Benedikt nodded. He was still mulling over Lourens’s strange report when Roma opened the doors for him, the smack of cold wind forcing him alert.
“You look better today,” Roma remarked, starting in the direction of headquarters. “Are you getting more sleep?”
“Yes,” Benedikt replied plainly. And mere hours ago, I found out that Marshall is still alive.
He wanted to say it aloud. He wanted to scream it from the rooftops and declare it to the whole world, so that the world could end its mourning with him. But now Benedikt had been roped into Marshall’s promise to Juliette. Benedikt was another piece in a larger chess game, one with Juliette on one side and Roma on the other, and to keep Marshall from falling off the board, it seemed that he had to start playing for Juliette’s strategy.
“Good,” Roma replied. A slight crinkle appeared in his brow. Perhaps confusion, perhaps relief. His cousin heard the lift in his voice and couldn’t quite pinpoint a cause, but he was not direct enough to ask outright.
A streetlamp flickered above them. Benedikt rubbed at his own arms, easing his chill. When they turned a corner, deep enough in White Flower territory that he felt assured they wouldn’t be attacked anytime soon, he said:
“You did not seem concerned by the news I brought you. I expected some exclamation when told that monsters robbed the Scarlets of their vaccine.”
“What’s the point?” Roma replied tiredly. “The Scarlets never would have distributed to us.”
“The concern isn’t the Scarlet loss. It’s the use of monsters for such a trivial task with no attack on the people.”
Roma blew out a breath, fogging the air around him. “I’m almost convinced at this point they’ll never go away,” he muttered. “They will keep coming and coming, and Juliette will keep appearing before me, dropping to her knees to ask for help just one last time, right before she puts a blade in my back.”

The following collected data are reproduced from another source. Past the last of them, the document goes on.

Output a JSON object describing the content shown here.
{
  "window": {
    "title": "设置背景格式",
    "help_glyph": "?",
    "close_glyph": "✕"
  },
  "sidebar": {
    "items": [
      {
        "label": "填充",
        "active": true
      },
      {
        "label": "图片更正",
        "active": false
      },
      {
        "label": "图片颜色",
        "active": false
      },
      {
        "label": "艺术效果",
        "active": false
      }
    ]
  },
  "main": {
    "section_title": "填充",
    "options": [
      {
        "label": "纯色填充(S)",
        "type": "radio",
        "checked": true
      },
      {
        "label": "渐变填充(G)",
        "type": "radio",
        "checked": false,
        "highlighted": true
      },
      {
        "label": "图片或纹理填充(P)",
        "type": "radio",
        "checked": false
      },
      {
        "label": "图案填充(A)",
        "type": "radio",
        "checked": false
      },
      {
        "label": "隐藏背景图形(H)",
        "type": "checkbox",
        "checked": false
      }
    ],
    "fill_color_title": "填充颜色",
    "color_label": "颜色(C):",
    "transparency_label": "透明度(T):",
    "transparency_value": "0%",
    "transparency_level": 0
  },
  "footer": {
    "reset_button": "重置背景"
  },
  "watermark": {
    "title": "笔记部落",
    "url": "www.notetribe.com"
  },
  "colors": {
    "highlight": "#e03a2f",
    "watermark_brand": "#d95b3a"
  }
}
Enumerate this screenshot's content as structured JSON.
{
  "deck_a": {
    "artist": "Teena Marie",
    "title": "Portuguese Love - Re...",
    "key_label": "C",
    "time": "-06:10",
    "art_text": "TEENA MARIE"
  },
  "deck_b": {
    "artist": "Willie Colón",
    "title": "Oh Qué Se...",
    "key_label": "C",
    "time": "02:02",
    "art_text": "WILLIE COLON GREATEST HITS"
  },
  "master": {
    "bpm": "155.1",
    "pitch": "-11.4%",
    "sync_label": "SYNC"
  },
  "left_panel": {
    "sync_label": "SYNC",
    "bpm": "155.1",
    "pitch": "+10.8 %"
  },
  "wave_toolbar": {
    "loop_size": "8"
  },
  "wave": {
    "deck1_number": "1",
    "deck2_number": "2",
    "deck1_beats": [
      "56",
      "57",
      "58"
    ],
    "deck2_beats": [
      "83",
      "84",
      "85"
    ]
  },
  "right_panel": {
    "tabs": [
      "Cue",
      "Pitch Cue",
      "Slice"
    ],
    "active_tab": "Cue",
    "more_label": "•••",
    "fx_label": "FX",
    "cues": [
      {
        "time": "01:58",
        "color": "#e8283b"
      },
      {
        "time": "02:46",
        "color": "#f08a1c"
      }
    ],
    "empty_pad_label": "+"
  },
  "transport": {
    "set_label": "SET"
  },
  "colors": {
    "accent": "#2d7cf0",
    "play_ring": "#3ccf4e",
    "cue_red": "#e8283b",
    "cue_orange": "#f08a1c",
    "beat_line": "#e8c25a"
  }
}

Benedikt remained silent, not knowing what to say. The lack of argument must have seemed suspicious to Roma, because he threw a quick glance over, mouth opening again. But Roma didn’t begin his next sentence. Instead, so quickly that it scared the living daylights out of Benedikt, Roma pulled his gun and shot into the night over Benedikt’s shoulder, his bullet already echoing before Benedikt had whirled around and caught sight of movement disappearing from the mouth of the alley.
“Who was that?” Benedikt demanded. He glanced around, taking inventory of their surroundings—the shop signs written in Cyrillic and the Russian bakeries all lined up in a row, though they had retired for the night. This was about as far into White Flower territory as one could go. “A Scarlet?”
Roma frowned, drawing closer to the alley. His target had long disappeared—possibly struck, possibly only grazed, given the distance at which Roma had shot from.
“No,” he replied. “A Nationalist, uniformed. I thought I heard someone behind us, but I chalked it up to my imagination until they came closer. We were followed almost immediately upon leaving the lab.”
Benedikt blinked. First an official appearing at the lab. Now they were picking up a tail on the streets, right in their own territory? It was bold—far too bold.
“What did you do?” he demanded.
Roma didn’t answer. He had sighted something on the alley floor: a wad of loose-leaf paper. It looked like an old advertisement, but Roma picked it up anyway and unfolded it.
His eyebrows shot straight up. “Forget about what I did.” Roma turned the slip of paper around, and a sketch of Benedikt’s face stared right back at him. “What do the Kuomintang want by trailing after you?”
Benedikt took the paper. A cold sweat broke out along his spine. His neutral expression was colored in careful ink, the illustration better than his own self-portraits. The artist had been generous with his crop of curly hair. There was no doubt that this was him.
“I . . . haven’t a clue,” Benedikt muttered.
But his concern wasn’t why the Kuomintang were following him. If they had been on his tail for some time now, the more important question was: How much had they seen from earlier in the day, when he was exiting the safe house and saying goodbye to Marshall, who was supposed to be dead?